One phage against Enterotoxigenic E. coli K88 (CVCC 83902) was isolated from sewage. We named this phage vB_EcoP_E212 (referred to as E212). TEM analysis revealed that E212 has an icosahedral head (50 ± 3nm) connected to a tail (8 ± 2nm). Based on these structural features, E212 was designated as a member of Podoviridae family, Caudovirales order. (Fig.S1). Spot test and EOP results indicated that only host bacteria (CVCC 83902) was lysed by the phage E212 (Table 1).
The results of the present study showed that phage E212 has a double-stranded DNA genome with a length of 38,252 bp and an overall G + C content of 46.98%. Using the RAST server, we identified 53 ORFs and predicted 44 putative protein-coding genes in the genome, 31 of which were functionally assigned. Based on bioinformatic predictions, these ORFs were categorized into four functional modules, including phage structure, host lysis, phage DNA packaging and replication and hypothetical protein (Table S2). Using tRNAscan-SE, no tRNA genes were predicted. Most of the ORFs of E212 were predicted to start with an AUG codon (47 ORFs, 88.7%), four with GUG codon (7.5%) and two with UUG (3.8%). The three stop codons were present in different proportions, with UGA being the most common (31 ORFs, 58.5%), followed by UAA (18 ORFs, 34%) and UAG (4 ORFS, 7.5%).

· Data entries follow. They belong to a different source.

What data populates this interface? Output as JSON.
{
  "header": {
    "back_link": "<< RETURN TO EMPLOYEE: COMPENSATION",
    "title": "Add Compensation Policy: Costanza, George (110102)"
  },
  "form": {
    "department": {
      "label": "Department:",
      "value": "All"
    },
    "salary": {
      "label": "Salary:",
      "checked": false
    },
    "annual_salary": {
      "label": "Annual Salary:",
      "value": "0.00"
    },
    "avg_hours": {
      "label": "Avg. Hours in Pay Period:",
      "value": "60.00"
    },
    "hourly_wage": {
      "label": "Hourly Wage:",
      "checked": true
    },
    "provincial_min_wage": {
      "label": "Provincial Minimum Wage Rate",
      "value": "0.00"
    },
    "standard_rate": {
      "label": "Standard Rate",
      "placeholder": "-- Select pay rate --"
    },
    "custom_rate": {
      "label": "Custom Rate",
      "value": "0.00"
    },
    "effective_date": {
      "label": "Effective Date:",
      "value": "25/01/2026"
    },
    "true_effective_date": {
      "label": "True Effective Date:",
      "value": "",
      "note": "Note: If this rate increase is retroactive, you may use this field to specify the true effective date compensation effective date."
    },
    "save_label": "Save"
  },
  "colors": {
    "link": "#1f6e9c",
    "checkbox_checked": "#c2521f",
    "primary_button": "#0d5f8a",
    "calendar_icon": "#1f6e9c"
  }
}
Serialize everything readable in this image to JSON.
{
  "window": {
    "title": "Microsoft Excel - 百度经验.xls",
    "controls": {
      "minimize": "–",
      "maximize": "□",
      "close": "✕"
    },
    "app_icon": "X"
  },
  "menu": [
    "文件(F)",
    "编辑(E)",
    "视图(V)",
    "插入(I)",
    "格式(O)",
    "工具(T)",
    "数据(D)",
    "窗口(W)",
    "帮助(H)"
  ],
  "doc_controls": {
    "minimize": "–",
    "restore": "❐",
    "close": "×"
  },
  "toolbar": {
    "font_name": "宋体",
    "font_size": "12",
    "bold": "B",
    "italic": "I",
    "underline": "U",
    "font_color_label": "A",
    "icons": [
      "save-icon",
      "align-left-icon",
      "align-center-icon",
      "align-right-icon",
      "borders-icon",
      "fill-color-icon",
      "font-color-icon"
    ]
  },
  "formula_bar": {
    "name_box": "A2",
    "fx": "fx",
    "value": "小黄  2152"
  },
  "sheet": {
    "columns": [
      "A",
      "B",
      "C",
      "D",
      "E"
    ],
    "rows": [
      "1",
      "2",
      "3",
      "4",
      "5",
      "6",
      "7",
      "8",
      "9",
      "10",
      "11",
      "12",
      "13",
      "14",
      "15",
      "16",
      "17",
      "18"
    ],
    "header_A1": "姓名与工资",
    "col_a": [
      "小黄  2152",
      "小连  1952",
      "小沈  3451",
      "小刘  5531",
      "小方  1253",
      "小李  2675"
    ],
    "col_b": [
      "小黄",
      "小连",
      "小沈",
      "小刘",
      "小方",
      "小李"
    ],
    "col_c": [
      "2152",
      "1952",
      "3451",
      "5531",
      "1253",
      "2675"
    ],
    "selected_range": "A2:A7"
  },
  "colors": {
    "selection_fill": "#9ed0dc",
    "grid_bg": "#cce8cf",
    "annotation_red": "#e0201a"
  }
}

To investigate the evolutionary relationship that phage E212 within the genus Lederbergvirus, phylogentic analyses were performed on the whole genome of 18 published phage genome and E212 (Fig. 2a). In phylogram tree the phage E212 was more closely related to Escherichia phage phiv205-1, Escherichia phage JEP4 and Enterobacteria phage Sf101. The DNA packaging strategies of tailed dsDNA phages can be classified into 6 types (17 subtypes): (a) cohesive ends (5′ cos, lambda P2; 3′ cos, HK97); (b) headful packaging (P2, P22, Sf6, T4, 933 W, phiPLPE, phiKZ); (c) host ends (Mu, D3112); (d) short direct terminal repeats (DTRs) (T7, N4, C-st); (e) long DTRs (SPO1); and (f) covalently bound terminal proteins (Bacillus subtilis phage ϕ29) [18, 19]. As shown in Fig. 2b, the phage E212 belongs to headful packaging strategy (P22). No homologs of virulence factors (virulence genes for E. coli) or antimicrobial resistance genes were found in the E212 genome. However, all Lederbergvirus phages including E212 carry an integrase gene. Therefore, E212 is not suitable for therapy. Phages are being considered valuable alternative antimicrobial solutions, but not all phages can be considered for therapy. For safety reasons, phage genome sequence cannot carry antibiotic resistance, virulence and lysogenic genes.
A total of twenty conserved proteins are homologous (identity > 71%) between E212 and Enterobacteria phage Sf101, among phages within the genus Lederbergvirus (Fig. 3). These include the portal, scaffold, capsid, DNA stabilization protein, head assembly protein, injection protein, tail spike, integrase, DNA methylase, DNA binding protein, i-spanin, O protein, holin and lysis.